# need advise on big cage for 4 Cockatiel babies once they are weaned.



## susan (Jun 8, 2011)

The babies are still quite young. The oldest will be 1 month at the end of the week. There are 4 of them. I need some advise on a great cage for them when they are ready. Also, should I seperate them from the parents once they are fully weaned? Or keep all 6 in a giant cage? The cage they have now is big enough for 2 but I don't think it will be big enough for 6. I need to start saving and planning for this. Thank you in advance for any suggestions!


----------



## igsterpop07 (Oct 4, 2011)

I would just keep them together, but hand feed them for now so they become socialized. Over the years I have found that hand feeding ALL of my babies make them so much more fun to bond with. For that many would get a large flight cage for them (if you can) All of mine just love being in these having the freedome to move about and fly when they want. Good Luck and have fun..


----------



## morla (Aug 15, 2011)

This might be a good cage!

http://www.walmart.com/ip/Prevue-He...Large-Dometop-Wrought-Iron-Bird-Cage/14643845


----------



## RexiesMuM (Sep 7, 2011)

I would reccomend this one , Its a good cage i own it myself and my boys love it
http://www.amazon.com/Prevue-Produc...sr_1_sc_1?ie=UTF8&qid=1317778126&sr=8-1-spell


----------



## mellowyellow (Feb 28, 2011)

RexiesMuM said:


> I would reccomend this one , Its a good cage i own it myself and my boys love it
> http://www.amazon.com/Prevue-Produc...sr_1_sc_1?ie=UTF8&qid=1317778126&sr=8-1-spell


I also recommend this one!


----------



## susan (Jun 8, 2011)

Thank you Igsterpop07, what size is large enough to be considered a flight cage? Where can such a flight cage be bought?
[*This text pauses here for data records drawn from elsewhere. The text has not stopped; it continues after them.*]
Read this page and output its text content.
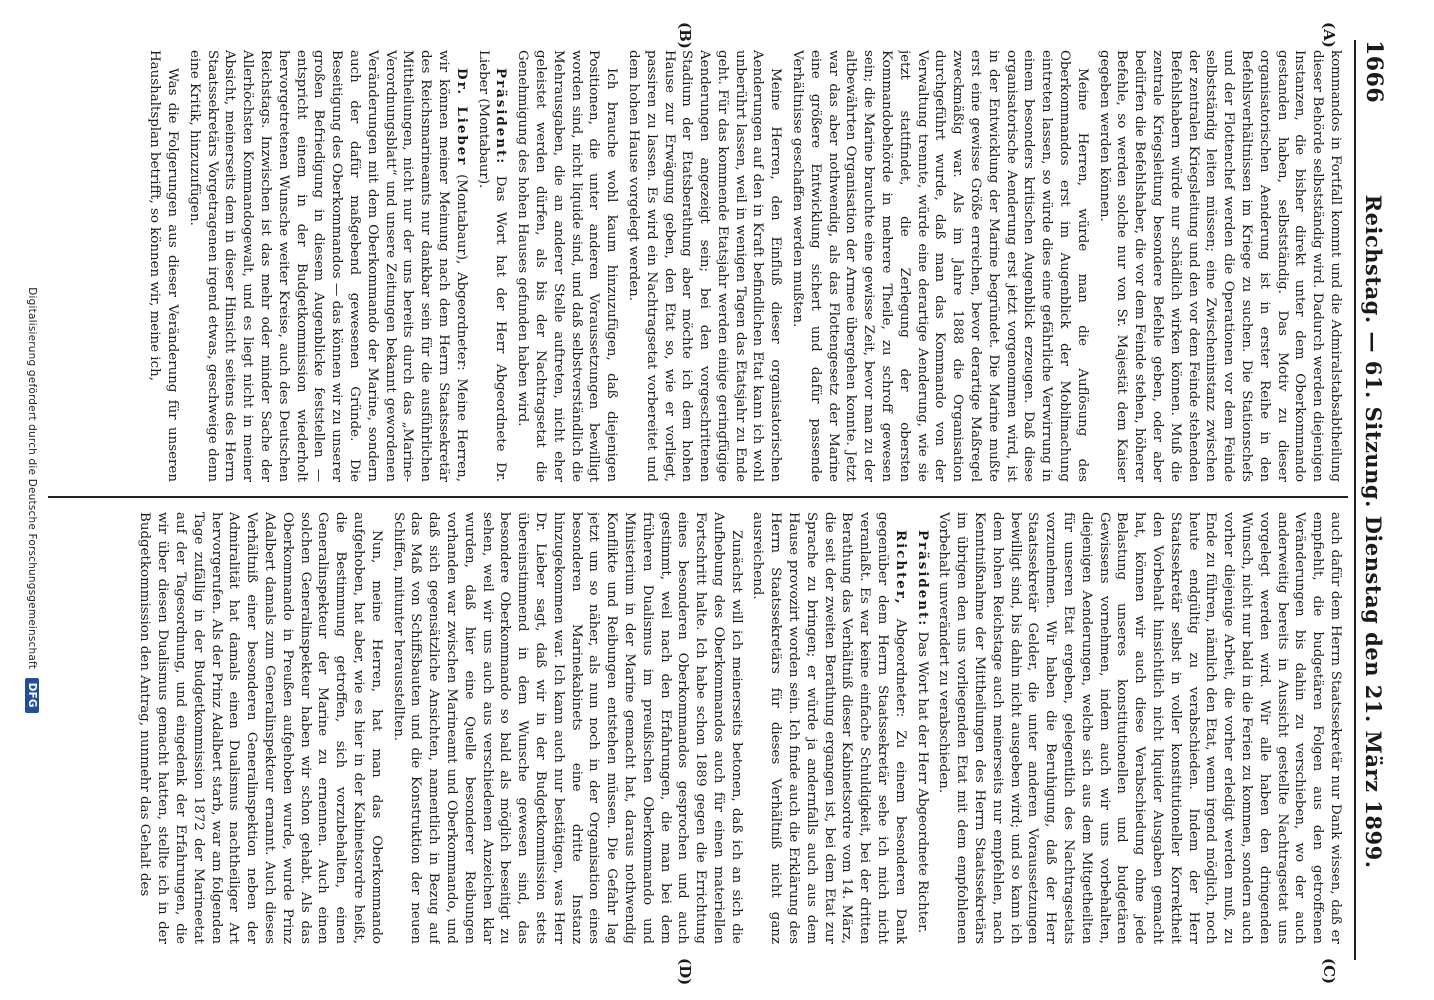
1666
Reichstag. — 61. Sitzung. Dienstag den 21. März 1899.
(A)
(B)
(C)
(D)

kommandos in Fortfall kommt und die Admiralstabsabtheilung dieser Behörde selbstständig wird. Dadurch werden diejenigen Instanzen, die bisher direkt unter dem Oberkommando gestanden haben, selbstständig. Das Motiv zu dieser organisatorischen Aenderung ist in erster Reihe in den Befehlsverhältnissen im Kriege zu suchen. Die Stationschefs und der Flottenchef werden die Operationen vor dem Feinde selbstständig leiten müssen; eine Zwischeninstanz zwischen der zentralen Kriegsleitung und den vor dem Feinde stehenden Befehlshabern würde nur schädlich wirken können. Muß die zentrale Kriegsleitung besondere Befehle geben, oder aber bedürfen die Befehlshaber, die vor dem Feinde stehen, höherer Befehle, so werden solche nur von Sr. Majestät dem Kaiser gegeben werden können.

Meine Herren, würde man die Auflösung des Oberkommandos erst im Augenblick der Mobilmachung eintreten lassen, so würde dies eine gefährliche Verwirrung in einem besonders kritischen Augenblick erzeugen. Daß diese organisatorische Aenderung erst jetzt vorgenommen wird, ist in der Entwicklung der Marine begründet. Die Marine mußte erst eine gewisse Größe erreichen, bevor derartige Maßregel zweckmäßig war. Als im Jahre 1888 die Organisation durchgeführt wurde, daß man das Kommando von der Verwaltung trennte, würde eine derartige Aenderung, wie sie jetzt stattfindet, die Zerlegung der obersten Kommandobehörde in mehrere Theile, zu schroff gewesen sein; die Marine brauchte eine gewisse Zeit, bevor man zu der altbewährten Organisation der Armee übergehen konnte. Jetzt war das aber nothwendig, als das Flottengesetz der Marine eine größere Entwicklung sichert und dafür passende Verhältnisse geschaffen werden mußten.

Meine Herren, den Einfluß dieser organisatorischen Aenderungen auf den in Kraft befindlichen Etat kann ich wohl unberührt lassen, weil in wenigen Tagen das Etatsjahr zu Ende geht. Für das kommende Etatsjahr werden einige geringfügige Aenderungen angezeigt sein; bei den vorgeschrittenen Stadium der Etatsberathung aber möchte ich dem hohen Hause zur Erwägung geben, den Etat so, wie er vorliegt, passiren zu lassen. Es wird ein Nachtragsetat vorbereitet und dem hohen Hause vorgelegt werden.

Ich brauche wohl kaum hinzuzufügen, daß diejenigen Positionen, die unter anderen Voraussetzungen bewilligt worden sind, nicht liquide sind, und daß selbstverständlich die Mehrausgaben, die an anderer Stelle auftreten, nicht eher geleistet werden dürfen, als bis der Nachtragsetat die Genehmigung des hohen Hauses gefunden haben wird.

Präsident: Das Wort hat der Herr Abgeordnete Dr. Lieber (Montabaur).

Dr. Lieber (Montabaur), Abgeordneter: Meine Herren, wir können meiner Meinung nach dem Herrn Staatssekretär des Reichsmarineamts nur dankbar sein für die ausführlichen Mittheilungen, nicht nur der uns bereits durch das „Marine-Verordnungsblatt“ und unsere Zeitungen bekannt gewordenen Veränderungen mit dem Oberkommando der Marine, sondern auch der dafür maßgebend gewesenen Gründe. Die Beseitigung des Oberkommandos — das können wir zu unserer großen Befriedigung in diesem Augenblicke feststellen — entspricht einem in der Budgetkommission wiederholt hervorgetretenen Wunsche weiter Kreise, auch des Deutschen Reichstags. Inzwischen ist das mehr oder minder Sache der Allerhöchsten Kommandogewalt, und es liegt nicht in meiner Absicht, meinerseits dem in dieser Hinsicht seitens des Herrn Staatssekretärs Vorgetragenen irgend etwas, geschweige denn eine Kritik, hinzuzufügen.

Was die Folgerungen aus dieser Veränderung für unseren Haushaltsplan betrifft, so können wir, meine ich,

auch dafür dem Herrn Staatssekretär nur Dank wissen, daß er empfiehlt, die budgetären Folgen aus den getroffenen Veränderungen bis dahin zu verschieben, wo der auch anderweitig bereits in Aussicht gestellte Nachtragsetat uns vorgelegt werden wird. Wir alle haben den dringenden Wunsch, nicht nur bald in die Ferien zu kommen, sondern auch vorher diejenige Arbeit, die vorher erledigt werden muß, zu Ende zu führen, nämlich den Etat, wenn irgend möglich, noch heute endgültig zu verabschieden. Indem der Herr Staatssekretär selbst in voller konstitutioneller Korrektheit den Vorbehalt hinsichtlich nicht liquider Ausgaben gemacht hat, können wir auch diese Verabschiedung ohne jede Belastung unseres konstitutionellen und budgetären Gewissens vornehmen, indem auch wir uns vorbehalten, diejenigen Aenderungen, welche sich aus dem Mitgetheilten für unseren Etat ergeben, gelegentlich des Nachtragsetats vorzunehmen. Wir haben die Beruhigung, daß der Herr Staatssekretär Gelder, die unter anderen Voraussetzungen bewilligt sind, bis dahin nicht ausgeben wird; und so kann ich dem hohen Reichstage auch meinerseits nur empfehlen, nach Kenntnißnahme der Mittheilungen des Herrn Staatssekretärs im übrigen den uns vorliegenden Etat mit dem empfohlenen Vorbehalt unverändert zu verabschieden.

Präsident: Das Wort hat der Herr Abgeordnete Richter.

Richter, Abgeordneter: Zu einem besonderen Dank gegenüber dem Herrn Staatssekretär sehe ich mich nicht veranlaßt. Es war keine einfache Schuldigkeit, bei der dritten Berathung das Verhältniß dieser Kabinetsordre vom 14. März, die seit der zweiten Berathung ergangen ist, bei dem Etat zur Sprache zu bringen; er würde ja andernfalls auch aus dem Hause provozirt worden sein. Ich finde auch die Erklärung des Herrn Staatssekretärs für dieses Verhältniß nicht ganz ausreichend.

Zunächst will ich meinerseits betonen, daß ich an sich die Aufhebung des Oberkommandos auch für einen materiellen Fortschritt halte. Ich habe schon 1889 gegen die Errichtung eines besonderen Oberkommandos gesprochen und auch gestimmt, weil nach den Erfahrungen, die man bei dem früheren Dualismus im preußischen Oberkommando und Ministerium in der Marine gemacht hat, daraus nothwendig Konflikte und Reibungen entstehen müssen. Die Gefahr lag jetzt um so näher, als nun noch in der Organisation eines besonderen Marinekabinets eine dritte Instanz hinzugekommen war. Ich kann auch nur bestätigen, was Herr Dr. Lieber sagt, daß wir in der Budgetkommission stets übereinstimmend in dem Wunsche gewesen sind, das besondere Oberkommando so bald als möglich beseitigt zu sehen, weil wir uns auch aus verschiedenen Anzeichen klar wurden, daß hier eine Quelle besonderer Reibungen vorhanden war zwischen Marineamt und Oberkommando, und daß sich gegensätzliche Ansichten, namentlich in Bezug auf das Maß von Schiffsbauten und die Konstruktion der neuen Schiffen, mitunter herausstellten.

Nun, meine Herren, hat man das Oberkommando aufgehoben, hat aber, wie es hier in der Kabinetsordre heißt, die Bestimmung getroffen, sich vorzubehalten, einen Generalinspekteur der Marine zu ernennen. Auch einen solchen Generalinspekteur haben wir schon gehabt. Als das Oberkommando in Preußen aufgehoben wurde, wurde Prinz Adalbert damals zum Generalinspekteur ernannt. Auch dieses Verhältniß einer besonderen Generalinspektion neben der Admiralität hat damals einen Dualismus nachtheiliger Art hervorgerufen. Als der Prinz Adalbert starb, war am folgenden Tage zufällig in der Budgetkommission 1872 der Marineetat auf der Tagesordnung, und eingedenk der Erfahrungen, die wir über diesen Dualismus gemacht hatten, stellte ich in der Budgetkommission den Antrag, nunmehr das Gehalt des

Digitalisierung gefördert durch die Deutsche Forschungsgemeinschaft DFG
I haven't been able to find a super big cage with small enough bar spacing for a tiel. I can not hand feed due to my work schedule, but I take them out often to get them used to me. Lots of love and attention and I think they are going to be fine. Just like their parents they will get lots of flight time outside of the cage. 1 hour in the morning and 2 to 3 hours at night (I hope thats enough, but all I can do right now). On weekends, lots more. 
Morla, thank you! That is my dream cage! Thank you for the suggestion. I really love it but I think the bar spacing is to big. It says 1 inch and I think it has to be 1/2" to 5/8". 
Thank you Rexiesmum and Mellowyellow. I really like this one alot too. I've actually had this one in my Amazon cart/wish list for a couple of weeks now. So you think this is big enough for 6 tiels?


----------



## RexiesMuM (Sep 7, 2011)

Im not sure on 6 but 4 in there there is still a ton of room , My tiels don't really fly in the but i just rearranged it so they could use the top to fly


----------



## susan (Jun 8, 2011)

Thank you Rexiesmum. One of the reasons I was thinking about splitting the parents from the babies later, when they are weaned and grown, is that well, maybe Ramon and Cherub will want their own cage again. You know, like send the kids off to college, let the kids have their dorm? Any opinions on this?


----------



## RexiesMuM (Sep 7, 2011)

Are you going to keep all the babies? If not i would only separate the ones that your not going to keep


----------



## susan (Jun 8, 2011)

Yes I am keeping them.


----------



## RexiesMuM (Sep 7, 2011)

That cage would be good probably for awhile , If your keeping all i probably would separate the females from the males baby wise when they get older so you don't end up with inbreeding.If you go with the cage i posted you could always get another when they get older and keep them side by side too , It would be cheaper then buying a double flight cage also


----------



## susan (Jun 8, 2011)

That is a great idea RexiesMuM! Thank you!


----------